Interbrand’s Borchok is quick to point out that, “Brands don’t make mistakes, the organisations that own and manage them do.” Frost suggests that mistakes are more frequent and more likely to happen down the track after the initial glow and enthusiasm wanes, and avoiding health risks means, “maintaining energy for and around the brand throughout the brand’s lifespan, much like we, as people, do”.
FutureBrand’s McNeill supports this, stating, “As any doctor will tell you, the effective measurement of personal health requires a comprehensive check-up and assessment, with ongoing wellness requiring effective management of emotional and physical input and output. Brand health is no different. Effective measurement requires a full, 360-degree view of your brand in the context of the world in which it resides.”
Interestingly, Borchok indicates that there is a direct correlation between the quality of talent inside an organisation and the quality of the brand. “It sounds obvious, but not enough emphasis is placed on hiring marketers with deep brand management skills.”
This explains one of the most prevalent brand health risks experienced across all markets: the ineffective integration of the brand through the entire organisation. Brigstocke comments, “Organisations invest time and money creating a coherent brand strategy, but don’t spend enough time with senior management and their teams to explain their role in it, how to implement it, and why the brand matters.” McNeill further reiterates this, stating, “The core brand strategy therefore has to be defined in a way that allows it to be interpreted and brought to life across all touch points, ensuring that all stakeholders receive a consistent message and experience.”

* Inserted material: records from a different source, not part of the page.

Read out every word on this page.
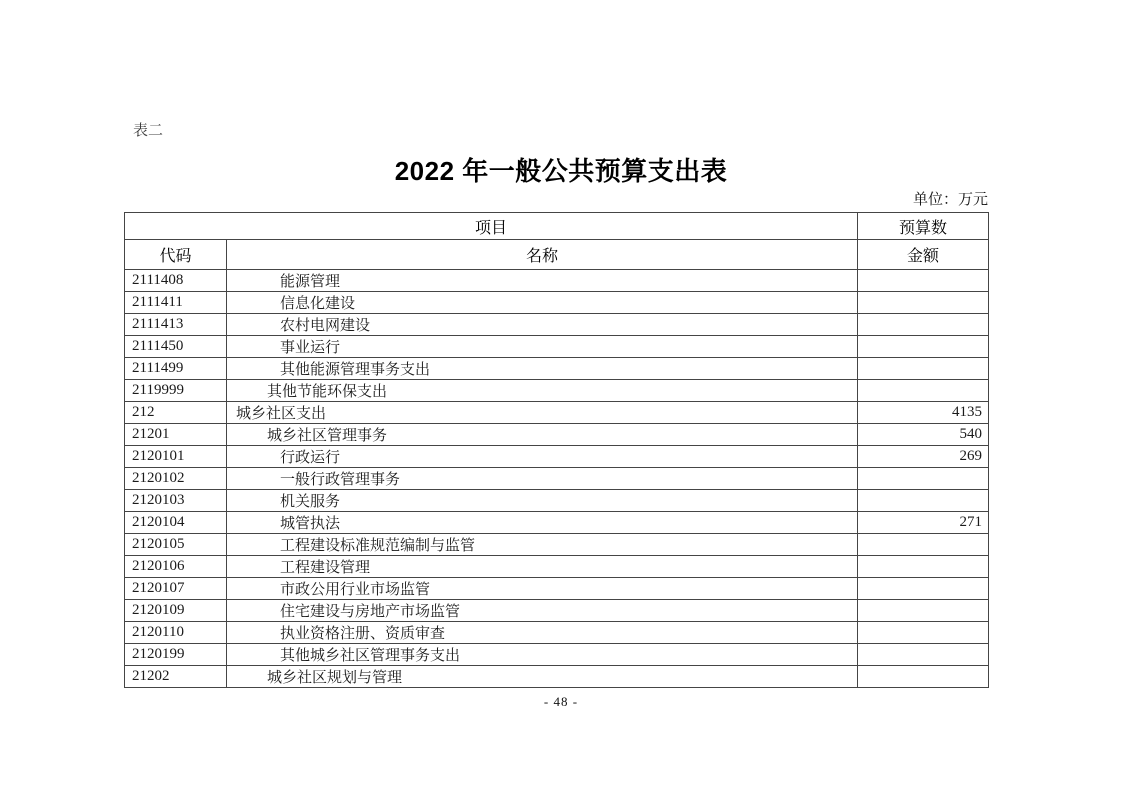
表二
2022 年一般公共预算支出表
单位：万元
项目		预算数
代码	名称	金额
2111408	能源管理	
2111411	信息化建设	
2111413	农村电网建设	
2111450	事业运行	
2111499	其他能源管理事务支出	
2119999	其他节能环保支出	
212	城乡社区支出	4135
21201	城乡社区管理事务	540
2120101	行政运行	269
2120102	一般行政管理事务	
2120103	机关服务	
2120104	城管执法	271
2120105	工程建设标准规范编制与监管	
2120106	工程建设管理	
2120107	市政公用行业市场监管	
2120109	住宅建设与房地产市场监管	
2120110	执业资格注册、资质审查	
2120199	其他城乡社区管理事务支出	
21202	城乡社区规划与管理	
- 48 -
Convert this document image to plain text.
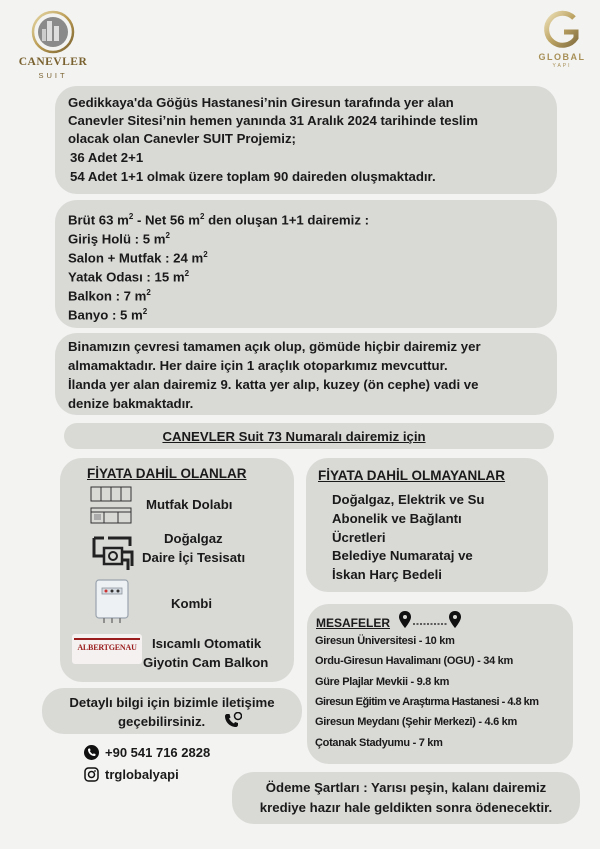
CANEVLER
SUIT
GLOBAL
YAPI
Gedikkaya'da Göğüs Hastanesi’nin Giresun tarafında yer alan
Canevler Sitesi’nin hemen yanında 31 Aralık 2024 tarihinde teslim
olacak olan Canevler SUIT Projemiz;
36 Adet 2+1
54 Adet 1+1 olmak üzere toplam 90 daireden oluşmaktadır.
Brüt 63 $m^2$ - Net 56 $m^2$ den oluşan 1+1 dairemiz :
Giriş Holü : 5 $m^2$
Salon + Mutfak : 24 $m^2$
Yatak Odası : 15 $m^2$
Balkon : 7 $m^2$
Banyo : 5 $m^2$
Binamızın çevresi tamamen açık olup, gömüde hiçbir dairemiz yer
almamaktadır. Her daire için 1 araçlık otoparkımız mevcuttur.
İlanda yer alan dairemiz 9. katta yer alıp, kuzey (ön cephe) vadi ve
denize bakmaktadır.
CANEVLER Suit 73 Numaralı dairemiz için
FİYATA DAHİL OLANLAR
Mutfak Dolabı
Doğalgaz
Daire İçi Tesisatı
Kombi
ALBERTGENAU	Isıcamlı Otomatik
Giyotin Cam Balkon
FİYATA DAHİL OLMAYANLAR
Doğalgaz, Elektrik ve Su
Abonelik ve Bağlantı
Ücretleri
Belediye Numarataj ve
İskan Harç Bedeli
MESAFELER
Giresun Üniversitesi - 10 km
Ordu-Giresun Havalimanı (OGU) - 34 km
Güre Plajlar Mevkii - 9.8 km
Giresun Eğitim ve Araştırma Hastanesi - 4.8 km
Giresun Meydanı (Şehir Merkezi) - 4.6 km
Çotanak Stadyumu - 7 km
Detaylı bilgi için bizimle iletişime
geçebilirsiniz.
+90 541 716 2828
trglobalyapi
Ödeme Şartları : Yarısı peşin, kalanı dairemiz
krediye hazır hale geldikten sonra ödenecektir.
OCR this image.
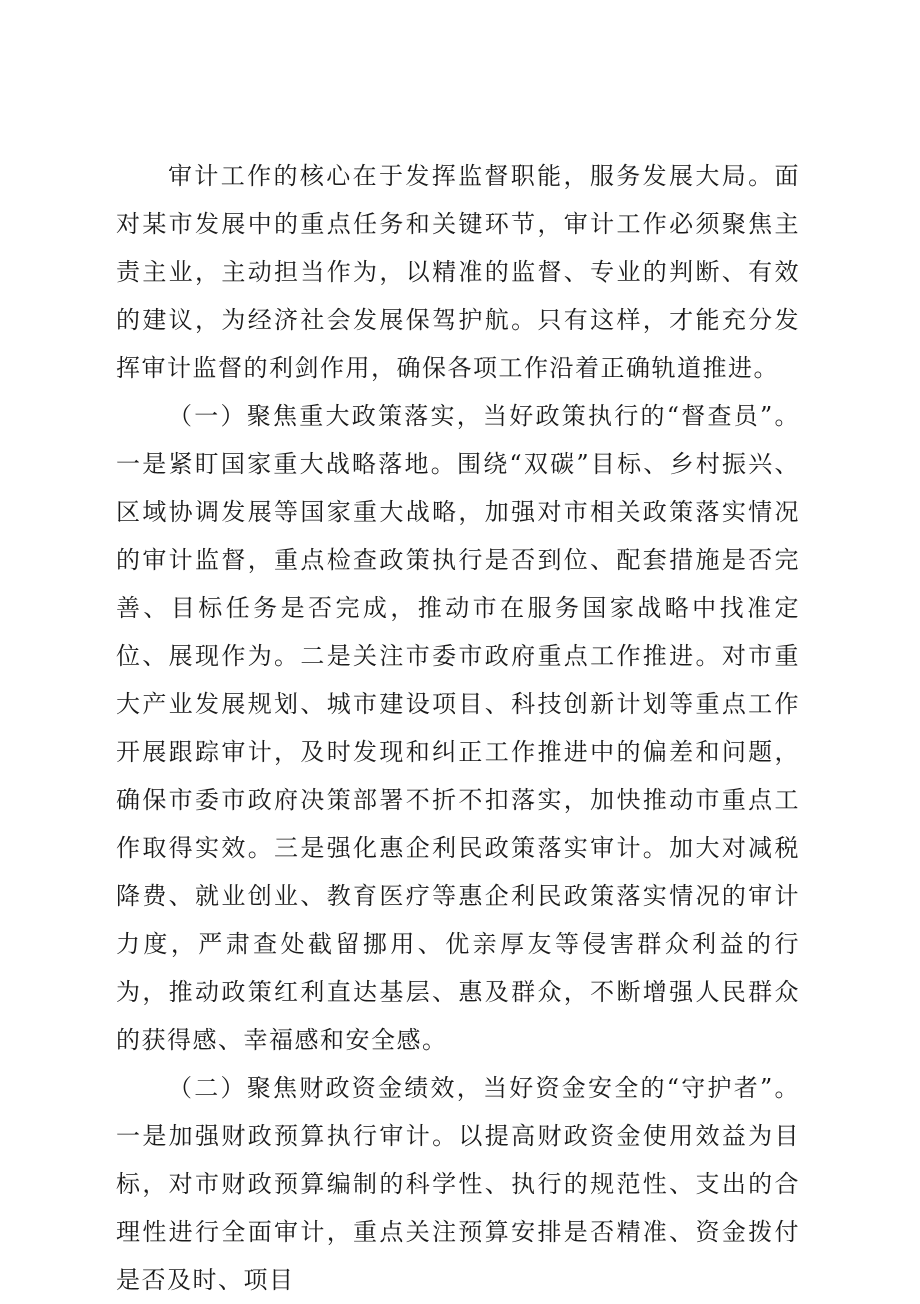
审计工作的核心在于发挥监督职能，服务发展大局。面对某市发展中的重点任务和关键环节，审计工作必须聚焦主责主业，主动担当作为，以精准的监督、专业的判断、有效的建议，为经济社会发展保驾护航。只有这样，才能充分发挥审计监督的利剑作用，确保各项工作沿着正确轨道推进。

（一）聚焦重大政策落实，当好政策执行的“督查员”。一是紧盯国家重大战略落地。围绕“双碳”目标、乡村振兴、区域协调发展等国家重大战略，加强对市相关政策落实情况的审计监督，重点检查政策执行是否到位、配套措施是否完善、目标任务是否完成，推动市在服务国家战略中找准定位、展现作为。二是关注市委市政府重点工作推进。对市重大产业发展规划、城市建设项目、科技创新计划等重点工作开展跟踪审计，及时发现和纠正工作推进中的偏差和问题，确保市委市政府决策部署不折不扣落实，加快推动市重点工作取得实效。三是强化惠企利民政策落实审计。加大对减税降费、就业创业、教育医疗等惠企利民政策落实情况的审计力度，严肃查处截留挪用、优亲厚友等侵害群众利益的行为，推动政策红利直达基层、惠及群众，不断增强人民群众的获得感、幸福感和安全感。

（二）聚焦财政资金绩效，当好资金安全的“守护者”。一是加强财政预算执行审计。以提高财政资金使用效益为目标，对市财政预算编制的科学性、执行的规范性、支出的合理性进行全面审计，重点关注预算安排是否精准、资金拨付是否及时、项目
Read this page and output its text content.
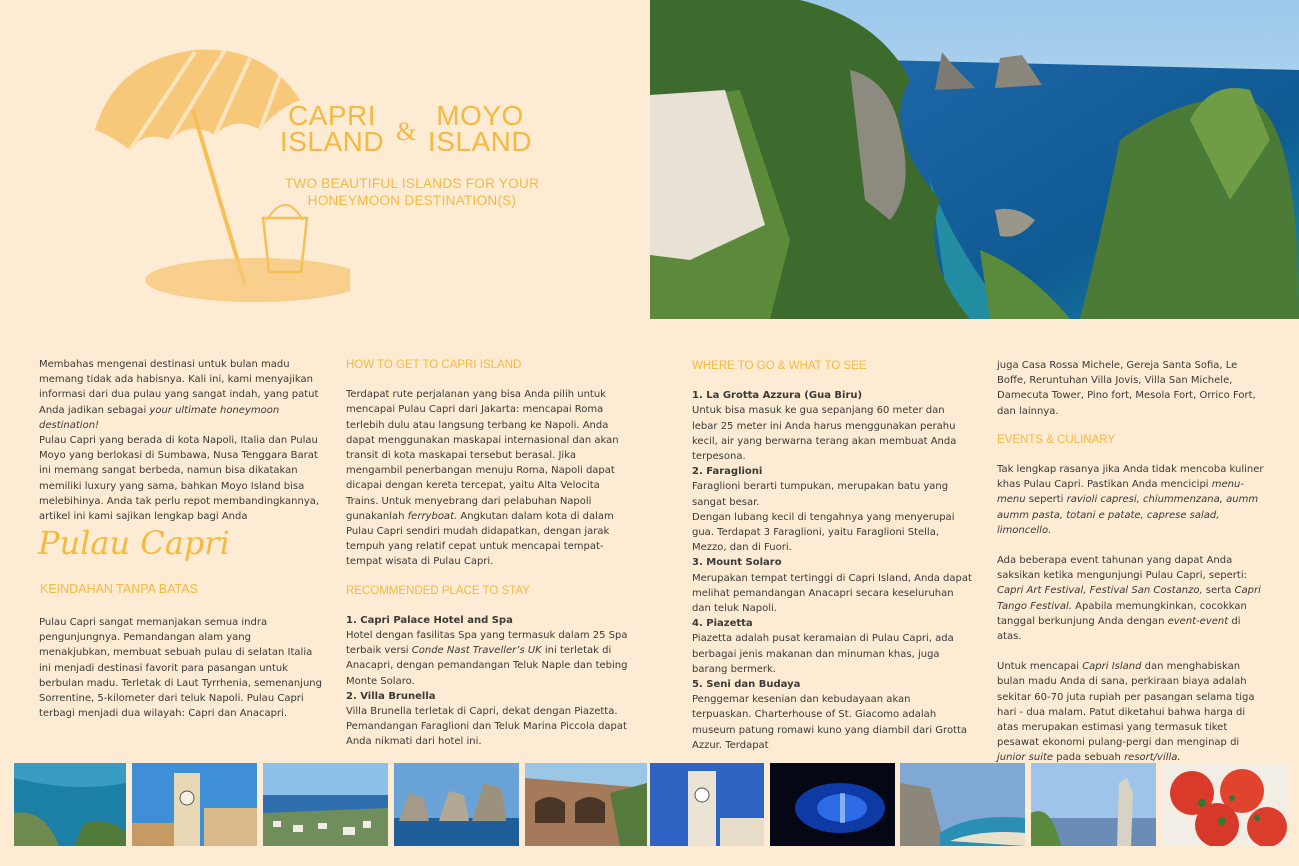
CAPRI
ISLAND &
MOYO
ISLAND
TWO BEAUTIFUL ISLANDS FOR YOUR
HONEYMOON DESTINATION(S)

Membahas mengenai destinasi untuk bulan madu memang tidak ada habisnya. Kali ini, kami menyajikan informasi dari dua pulau yang sangat indah, yang patut Anda jadikan sebagai your ultimate honeymoon destination!

Pulau Capri yang berada di kota Napoli, Italia dan Pulau Moyo yang berlokasi di Sumbawa, Nusa Tenggara Barat ini memang sangat berbeda, namun bisa dikatakan memiliki luxury yang sama, bahkan Moyo Island bisa melebihinya. Anda tak perlu repot membandingkannya, artikel ini kami sajikan lengkap bagi Anda

Pulau Capri
KEINDAHAN TANPA BATAS

Pulau Capri sangat memanjakan semua indra pengunjungnya. Pemandangan alam yang menakjubkan, membuat sebuah pulau di selatan Italia ini menjadi destinasi favorit para pasangan untuk berbulan madu. Terletak di Laut Tyrrhenia, semenanjung Sorrentine, 5-kilometer dari teluk Napoli. Pulau Capri terbagi menjadi dua wilayah: Capri dan Anacapri.

HOW TO GET TO CAPRI ISLAND

Terdapat rute perjalanan yang bisa Anda pilih untuk mencapai Pulau Capri dari Jakarta: mencapai Roma terlebih dulu atau langsung terbang ke Napoli. Anda dapat menggunakan maskapai internasional dan akan transit di kota maskapai tersebut berasal. Jika mengambil penerbangan menuju Roma, Napoli dapat dicapai dengan kereta tercepat, yaitu Alta Velocita Trains. Untuk menyebrang dari pelabuhan Napoli gunakanlah ferryboat. Angkutan dalam kota di dalam Pulau Capri sendiri mudah didapatkan, dengan jarak tempuh yang relatif cepat untuk mencapai tempat-tempat wisata di Pulau Capri.

RECOMMENDED PLACE TO STAY

1. Capri Palace Hotel and Spa

Hotel dengan fasilitas Spa yang termasuk dalam 25 Spa terbaik versi Conde Nast Traveller’s UK ini terletak di Anacapri, dengan pemandangan Teluk Naple dan tebing Monte Solaro.

2. Villa Brunella

Villa Brunella terletak di Capri, dekat dengan Piazetta. Pemandangan Faraglioni dan Teluk Marina Piccola dapat Anda nikmati dari hotel ini.

WHERE TO GO & WHAT TO SEE

1. La Grotta Azzura (Gua Biru)

Untuk bisa masuk ke gua sepanjang 60 meter dan lebar 25 meter ini Anda harus menggunakan perahu kecil, air yang berwarna terang akan membuat Anda terpesona.

2. Faraglioni

Faraglioni berarti tumpukan, merupakan batu yang sangat besar.

Dengan lubang kecil di tengahnya yang menyerupai gua. Terdapat 3 Faraglioni, yaitu Faraglioni Stella, Mezzo, dan di Fuori.

3. Mount Solaro

Merupakan tempat tertinggi di Capri Island, Anda dapat melihat pemandangan Anacapri secara keseluruhan dan teluk Napoli.

4. Piazetta

Piazetta adalah pusat keramaian di Pulau Capri, ada berbagai jenis makanan dan minuman khas, juga barang bermerk.

5. Seni dan Budaya

Penggemar kesenian dan kebudayaan akan terpuaskan. Charterhouse of St. Giacomo adalah museum patung romawi kuno yang diambil dari Grotta Azzur. Terdapat

juga Casa Rossa Michele, Gereja Santa Sofia, Le Boffe, Reruntuhan Villa Jovis, Villa San Michele, Damecuta Tower, Pino fort, Mesola Fort, Orrico Fort, dan lainnya.

EVENTS & CULINARY

Tak lengkap rasanya jika Anda tidak mencoba kuliner khas Pulau Capri. Pastikan Anda mencicipi menu-menu seperti ravioli capresi, chiummenzana, aumm aumm pasta, totani e patate, caprese salad, limoncello.

Ada beberapa event tahunan yang dapat Anda saksikan ketika mengunjungi Pulau Capri, seperti: Capri Art Festival, Festival San Costanzo, serta Capri Tango Festival. Apabila memungkinkan, cocokkan tanggal berkunjung Anda dengan event-event di atas.

Untuk mencapai Capri Island dan menghabiskan bulan madu Anda di sana, perkiraan biaya adalah sekitar 60-70 juta rupiah per pasangan selama tiga hari - dua malam. Patut diketahui bahwa harga di atas merupakan estimasi yang termasuk tiket pesawat ekonomi pulang-pergi dan menginap di junior suite pada sebuah resort/villa.
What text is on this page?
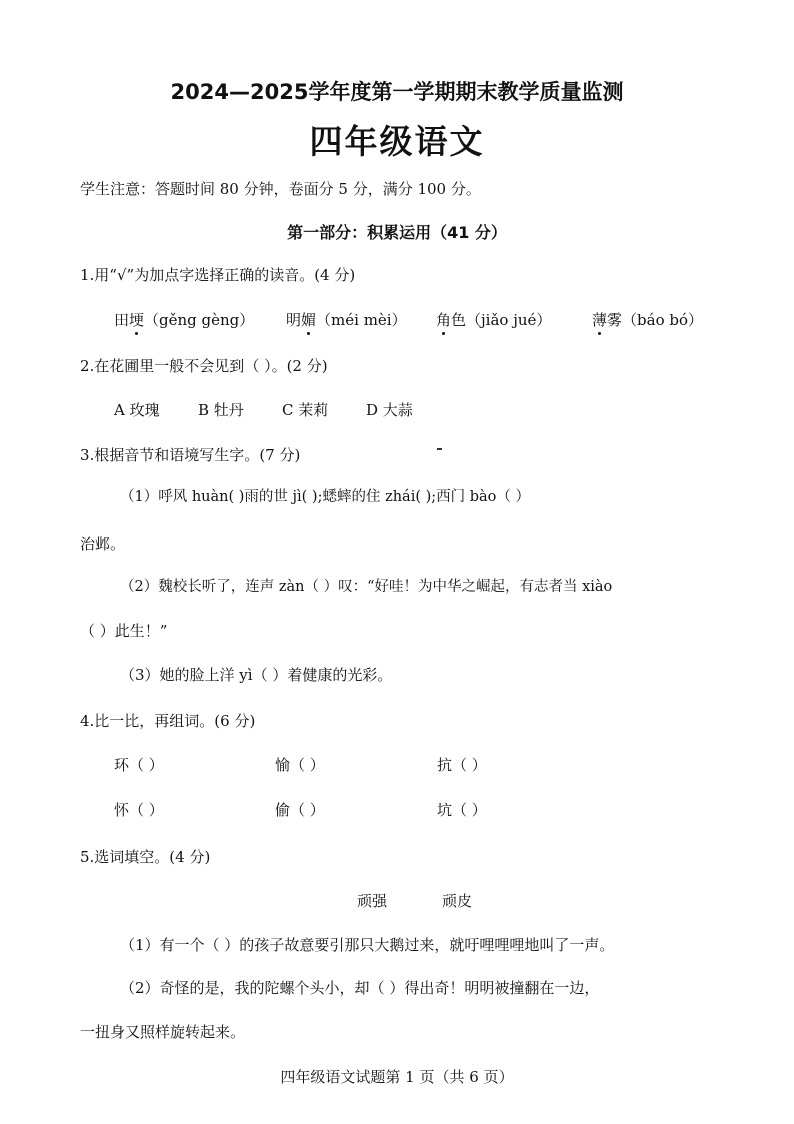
2024—2025学年度第一学期期末教学质量监测
四年级语文
学生注意：答题时间 80 分钟，卷面分 5 分，满分 100 分。
第一部分：积累运用（41 分）
1.用“√”为加点字选择正确的读音。(4 分)
田埂（gěng gèng） 明媚（méi mèi） 角色（jiǎo jué）	薄雾（báo bó）
2.在花圃里一般不会见到（ ）。(2 分)
A 玫瑰	B 牡丹	C 茉莉	D 大蒜
3.根据音节和语境写生字。(7 分)
（1）呼风 huàn( )雨的世 jì( );蟋蟀的住 zhái( );西门 bào（ ）
治邺。
（2）魏校长听了，连声 zàn（ ）叹：“好哇！为中华之崛起，有志者当 xiào
（ ）此生！”
（3）她的脸上洋 yì（ ）着健康的光彩。
4.比一比，再组词。(6 分)
环（ ）	愉（ ）	抗（ ）
怀（ ）	偷（ ）	坑（ ）
5.选词填空。(4 分)
顽强	顽皮
（1）有一个（ ）的孩子故意要引那只大鹅过来，就吁哩哩哩地叫了一声。
（2）奇怪的是，我的陀螺个头小，却（ ）得出奇！明明被撞翻在一边，
一扭身又照样旋转起来。
四年级语文试题第 1 页（共 6 页）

Another key brand health risk lies in understanding the ‘purpose’ of a brand. Frost rightly believes that the organisational brand should guide everything a company does. McNeill believes that a common misconception is that ‘awareness is brand health’.
“This is a grave mistake,” he says. “Measured alone, brand awareness is not an overall indicator of strength, yet this is what many brands rely on to gauge health, strength and performance.” Brigstocke agrees, saying, “All too often, companies allow their brand to be seen as a ‘marketing tool’, rather than something that drives everything the company does.” This brand health risk is emphasised by Borchok who suggests, “Too much brand activity seems to be about going through the motions, not achieving results. It is essential to be always asking, ‘What’s the point of all of this? How will this change the behaviour of our customers? How will this help us to create new value?’ When an outcomes-based approach to brand building is missed (and it happens all too often), organisations end up wasting millions of dollars in pointless initiatives.”
It is clearer than ever that marketing directors and brand managers have an enormous responsibility. A brand (by my definition anyway) is a unique set of thoughts and feelings that a person attributes to a ‘thing’ – a company, product, service, person or a place. So if a brand disappoints, in any way, it threatens the very thing keeping it healthy: the relationship it has with its customers. Human health and brand health share similar maintenance requirements: a holistic perspective on what’s going on inside, regular check-ups, acute awareness of external influencing factors and urgent attention given when problems crop up. How healthy is your brand?